[ARTIKEL] PELAUT: Pertahankan Mata Pencaharian Kami, Tegakkan Hak Kami!
Tantangan terkini bagi pelaut dan nelayan di dunia yang sedang dalam konflik
Forum Kelompok Kerja Pelaut IMA
14/15 Desember 2024
Artikel Ringkasan
Sebagai bagian dari “9 Hari Aksi Migran dan Pengungsi” IMA pada 10-18 Desember 2024, IMA Chapter AS bersama dengan para penyelenggara lainnya dari International Seafarers Action Center (ISAC), Pacific Coast Coalition for Seafarers (PCCS), Concerned Seafarers of the Philippines (CSP), dan Migrante International mengadakan forum online global dengan tema, “Tantangan terkini bagi pelaut dan nelayan di dunia yang sedang dalam konflik” dengan tema ‘PELAUT: Pertahankan Mata Pencaharian Kami, Tegakkan Hak Kami!’. Diperkirakan sekitar 2.000 pelaut meninggal di laut setiap tahun, tanpa ada akuntabilitas atau penyelidikan menyeluruh atas kematian ini oleh pemerintah atau pemberi kerja. Forum ini bertujuan untuk menyoroti masalah spesifik yang dihadapi oleh pelaut dan nelayan, serta untuk mempromosikan kampanye mereka yang berkelanjutan untuk hak dan keadilan. Forum ini dihadiri oleh lebih dari 20 peserta dan disiarkan langsung kepada lebih dari 500 penonton dari Indonesia, Filipina, Hong Kong, Taiwan, AS, dan berbagai bagian dunia lainnya.

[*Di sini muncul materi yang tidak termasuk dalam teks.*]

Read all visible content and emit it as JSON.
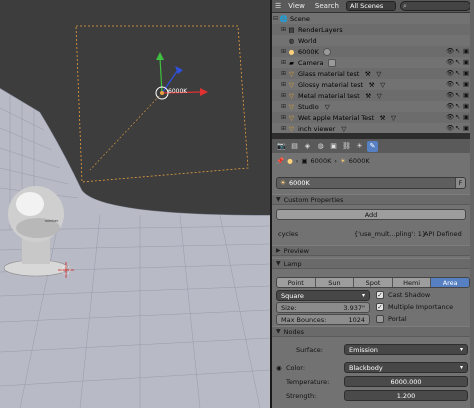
{
  "viewport": {
    "lamp_label": "6000K"
  },
  "outliner_header": {
    "view_menu": "View",
    "search_menu": "Search",
    "scenes_select": "All Scenes",
    "search_icon": "search-icon"
  },
  "outliner": {
    "rows": [
      {
        "label": "Scene"
      },
      {
        "label": "RenderLayers"
      },
      {
        "label": "World"
      },
      {
        "label": "6000K"
      },
      {
        "label": "Camera"
      },
      {
        "label": "Glass material test"
      },
      {
        "label": "Glossy material test"
      },
      {
        "label": "Metal material test"
      },
      {
        "label": "Studio"
      },
      {
        "label": "Wet apple Material Test"
      },
      {
        "label": "inch viewer"
      }
    ]
  },
  "properties": {
    "breadcrumb_object": "6000K",
    "breadcrumb_data": "6000K",
    "name_value": "6000K",
    "fake_user_label": "F",
    "custom_props_header": "Custom Properties",
    "add_button": "Add",
    "cycles_label": "cycles",
    "cycles_value": "{'use_mult...pling': 1}",
    "api_defined": "API Defined",
    "preview_header": "Preview",
    "lamp_header": "Lamp",
    "lamp_types": [
      "Point",
      "Sun",
      "Spot",
      "Hemi",
      "Area"
    ],
    "lamp_type_selected": "Area",
    "shape_select": "Square",
    "size_label": "Size:",
    "size_value": "3.937\"",
    "max_bounces_label": "Max Bounces:",
    "max_bounces_value": "1024",
    "cast_shadow": "Cast Shadow",
    "multiple_importance": "Multiple Importance",
    "portal": "Portal",
    "nodes_header": "Nodes",
    "surface_label": "Surface:",
    "surface_value": "Emission",
    "color_label": "Color:",
    "color_value": "Blackbody",
    "temperature_label": "Temperature:",
    "temperature_value": "6000.000",
    "strength_label": "Strength:",
    "strength_value": "1.200"
  }
}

Pengacara Edwin Dela Cruz (ISAC):
Pengacara Dela Cruz menyoroti memburuknya kondisi eksploitasi yang telah terjadi dan tidak manusiawi bagi pelaut di tengah intensifikasi konflik geopolitik. Genosida AS-Israel di Palestina dan pemboman mereka terhadap wilayah sekitar membahayakan pelaut yang melintas melalui Laut Merah dan Terusan Suez. Kapal-kapal dipaksa untuk mengubah rute, yang juga mengancam keselamatan pelaut, meningkatkan risiko perompakan, dan merusak kesejahteraan mental dan fisik pelaut. Selain bahaya yang meningkat akibat perang dan konflik, pelaut terus menderita kondisi kerja yang berbahaya, kekurangan makanan dan air, jam kerja yang panjang, dan upah yang sangat rendah. Kondisi-kondisi ini terus berlanjut karena kebijakan neoliberalis dari negara-negara yang menjual ‘bendera kemudahan/ flag of covenience’ (FOC) kepada perusahaan pelayaran, memungkinkan pemerintah untuk memperoleh keuntungan dari perusahaan-perusahaan ini dengan imbalan regulasi yang longgar, pajak rendah, dan biaya tenaga kerja murah. Pengacara Dela Cruz menekankan pentingnya membentuk serikat pekerja akar rumput, dan menghubungkannya dengan organisasi lain yang memperjuangkan hak pelaut. Kampanye ISAC saat ini adalah untuk:
Regularisasi dan jaminan masa kerja bagi pelaut;
Inklusi nelayan sebagai pelaut;
Penerapan ILO MLC 2006 oleh negara Bendera/ Flag States, negara Pelabuhan/ Port States, dan negara Penyedia Tenaga Kerja; dan
Penghapusan Program Ekspor Tenaga Kerja di Filipina.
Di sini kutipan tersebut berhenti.